By Marty Carlson


Recently somebody had sent me a story about a young man named Alexi Santana. His life story the Princeton University admissions committee had found to be extraordinary.

Santana was in the freshman class of Princeton University in 1989. He had no formal schooling previously, he had spent his childhood on the streets in Utah. Working odd jobs as herding cattle, raising sheep, and he read a lot philosophy. He also was an active runner, and being out on the Mohave Desert he had trained himself to be a distance runner.

Popular on campus, got good grades in every class he took. A bit bashful and with his background gave him enigmatic appeal. Apparently, he never slept on the bed the dorm but on the floor.

As kids we all learned a lie seems a natural thing to do, and many psychologists and experts agree that children become more sophisticated liars as they age.

Santana’s story of background was all a lie. About a year and ½ after he started the college, a woman recognized him as somebody she knew as Jay Huntsman from a high school in Palo Alto, California almost a decade earlier. But apparently Jay Huntsman was not his real name either. Princeton officials eventually learned he was actually James Hogue, a 31-year-old who had served prison time for possession of stolen tools and bike parts. He was arrested at Princeton eventually.

Since that time Hogue is been arrested several times on theft charges. He was caught stealing in Aspen Colorado, as he tried to pass himself off as someone else.

People in this world are very crafty and adept at lying like Hogue is summer criminals to spend lies and we’ve deception to gain undeserved considerations. some are high-priced people who dupe investors out of billions of dollars. Some politicians lie to stay in favor to get votes, as we have recently seen.

The question is do you lie more or less than the average person?

Sometimes people lie to inflate their egos which could be a motivation of just about all politicians and may explain many of Donald Trump’s tweets. People lie to cover up behaviors, many professional athletes have been known to do that. It’s even happen in the science world with some people trying to make a name for themselves undeservedly.

Liars earned notoriety, sometimes because of how bold they are in their claims, which at times can cause more damage to many other people involved. Human behavior it seems has been telling all kinds of lies for many years.

We as a people, seem to lie with ease, whether it starts as a white lie or an outright major lie. We seem to want to lie to the closest to us and to many who may be casual acquaintances in our lives.

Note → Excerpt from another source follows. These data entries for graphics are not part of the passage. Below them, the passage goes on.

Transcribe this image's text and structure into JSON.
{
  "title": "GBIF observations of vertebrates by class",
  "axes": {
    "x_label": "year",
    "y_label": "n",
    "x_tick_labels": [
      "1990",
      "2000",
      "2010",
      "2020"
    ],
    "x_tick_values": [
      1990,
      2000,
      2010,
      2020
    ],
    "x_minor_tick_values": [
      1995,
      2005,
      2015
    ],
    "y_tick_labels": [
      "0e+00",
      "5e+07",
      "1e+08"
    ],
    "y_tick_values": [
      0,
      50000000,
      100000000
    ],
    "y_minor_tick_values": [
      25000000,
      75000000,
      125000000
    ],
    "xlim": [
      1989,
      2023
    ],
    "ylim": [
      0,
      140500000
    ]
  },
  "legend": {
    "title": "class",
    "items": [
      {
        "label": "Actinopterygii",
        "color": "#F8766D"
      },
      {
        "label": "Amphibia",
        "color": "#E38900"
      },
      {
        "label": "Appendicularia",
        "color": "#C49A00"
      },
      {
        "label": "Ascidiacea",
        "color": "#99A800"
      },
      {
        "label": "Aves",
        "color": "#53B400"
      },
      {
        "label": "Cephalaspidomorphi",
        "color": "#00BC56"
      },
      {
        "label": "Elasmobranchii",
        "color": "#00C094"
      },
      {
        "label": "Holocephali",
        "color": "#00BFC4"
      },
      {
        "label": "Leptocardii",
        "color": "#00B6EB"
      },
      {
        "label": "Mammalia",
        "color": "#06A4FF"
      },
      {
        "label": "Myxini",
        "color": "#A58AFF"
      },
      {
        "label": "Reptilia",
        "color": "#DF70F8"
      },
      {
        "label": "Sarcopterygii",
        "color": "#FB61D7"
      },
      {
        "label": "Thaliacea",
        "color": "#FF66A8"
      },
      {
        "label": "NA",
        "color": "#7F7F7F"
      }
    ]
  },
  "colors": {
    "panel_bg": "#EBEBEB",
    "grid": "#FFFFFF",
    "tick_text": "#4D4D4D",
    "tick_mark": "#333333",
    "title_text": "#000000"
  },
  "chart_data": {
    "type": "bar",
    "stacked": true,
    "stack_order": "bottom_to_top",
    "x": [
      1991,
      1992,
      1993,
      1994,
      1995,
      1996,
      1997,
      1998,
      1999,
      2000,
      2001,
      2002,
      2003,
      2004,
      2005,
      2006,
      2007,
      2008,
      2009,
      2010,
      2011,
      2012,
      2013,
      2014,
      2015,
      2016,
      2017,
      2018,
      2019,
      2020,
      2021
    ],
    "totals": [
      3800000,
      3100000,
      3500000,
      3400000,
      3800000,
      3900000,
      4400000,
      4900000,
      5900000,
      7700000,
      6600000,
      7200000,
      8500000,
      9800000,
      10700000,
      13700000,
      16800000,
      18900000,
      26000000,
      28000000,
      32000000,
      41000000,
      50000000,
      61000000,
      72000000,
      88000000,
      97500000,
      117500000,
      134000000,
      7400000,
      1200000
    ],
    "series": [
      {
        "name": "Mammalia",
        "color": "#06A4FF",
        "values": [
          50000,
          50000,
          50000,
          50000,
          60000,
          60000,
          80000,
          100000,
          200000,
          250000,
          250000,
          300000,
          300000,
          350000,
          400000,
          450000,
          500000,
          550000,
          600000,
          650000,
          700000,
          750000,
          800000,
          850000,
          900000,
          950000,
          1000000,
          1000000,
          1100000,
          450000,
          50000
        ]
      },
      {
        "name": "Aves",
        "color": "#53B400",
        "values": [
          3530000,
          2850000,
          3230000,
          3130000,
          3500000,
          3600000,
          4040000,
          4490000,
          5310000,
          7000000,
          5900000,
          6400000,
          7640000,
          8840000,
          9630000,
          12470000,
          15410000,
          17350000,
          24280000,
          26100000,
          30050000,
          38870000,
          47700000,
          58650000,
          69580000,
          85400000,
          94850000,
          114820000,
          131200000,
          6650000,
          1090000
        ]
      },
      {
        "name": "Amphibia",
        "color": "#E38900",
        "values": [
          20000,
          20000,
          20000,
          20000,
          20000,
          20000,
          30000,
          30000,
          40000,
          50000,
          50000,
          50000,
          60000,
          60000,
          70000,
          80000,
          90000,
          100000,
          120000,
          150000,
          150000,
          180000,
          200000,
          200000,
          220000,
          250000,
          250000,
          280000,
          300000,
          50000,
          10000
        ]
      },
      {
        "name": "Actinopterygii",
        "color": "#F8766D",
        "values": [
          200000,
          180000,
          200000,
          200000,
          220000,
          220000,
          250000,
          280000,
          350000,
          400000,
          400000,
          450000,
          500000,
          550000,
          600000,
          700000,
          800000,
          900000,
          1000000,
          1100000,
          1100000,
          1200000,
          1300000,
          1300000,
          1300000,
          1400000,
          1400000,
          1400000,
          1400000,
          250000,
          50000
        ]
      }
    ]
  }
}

We seem to be very adept at it. And people’s basic need to trust others many times make us incapable of detecting the lies.

Some people have told so many tall tales they can win awards and trophies at competitions. Those competitions also seem to be very popular.

It seems the ability to maneuver or manipulate others with words is as old as the emergence of the spoken word. It seems as a way to gain power and advantage over others.

Many professionals have looked for answers through research, to the root of the behaviors. How is the lie learned, or is it learned behavior, what is the mental health aspects of dishonesty, and where do most of us draw the line? And apparently, we as a people are too willing to believe many lies even when there is clear and convincing evidence of the opposite. It seems that it’s our natural faith in human nature. In the onset of social media has penetrated those beliefs and faiths even deeper. Many experts feel we are unable anymore to separate the facts from the lies and society is facing a real threat.

Some people feel that the truth comes naturally, and lying takes an effort and a sharp flexible mind. Some feel it’s part of growing up. Children at very young ages lie the most when they want to test their parents. There are many statistics on how many lies the average tells a day, and it seems to be numerous. Sometimes we do it to be kind, sometimes not.

There are many volumes of research on the subject, and the short Google search came up with some interesting information that I’m not going to put out now but would he be interesting for someone that wanted to look it up.

So, what is the best way to fine-tune your bullshit alarm? That would be a personal decision made on each individual’s part and my only statement to that is follow your instincts, and don’t be willing to accept anything anybody says in its entirety as you must use what I call a filter process and work through it. There is always a basic amount of truth there you should decide how much or little there is. Technology has opened up entirely new areas for bad guys and smooth talkers and it leads us to do we tell the truth and how much do we actually trust ourselves.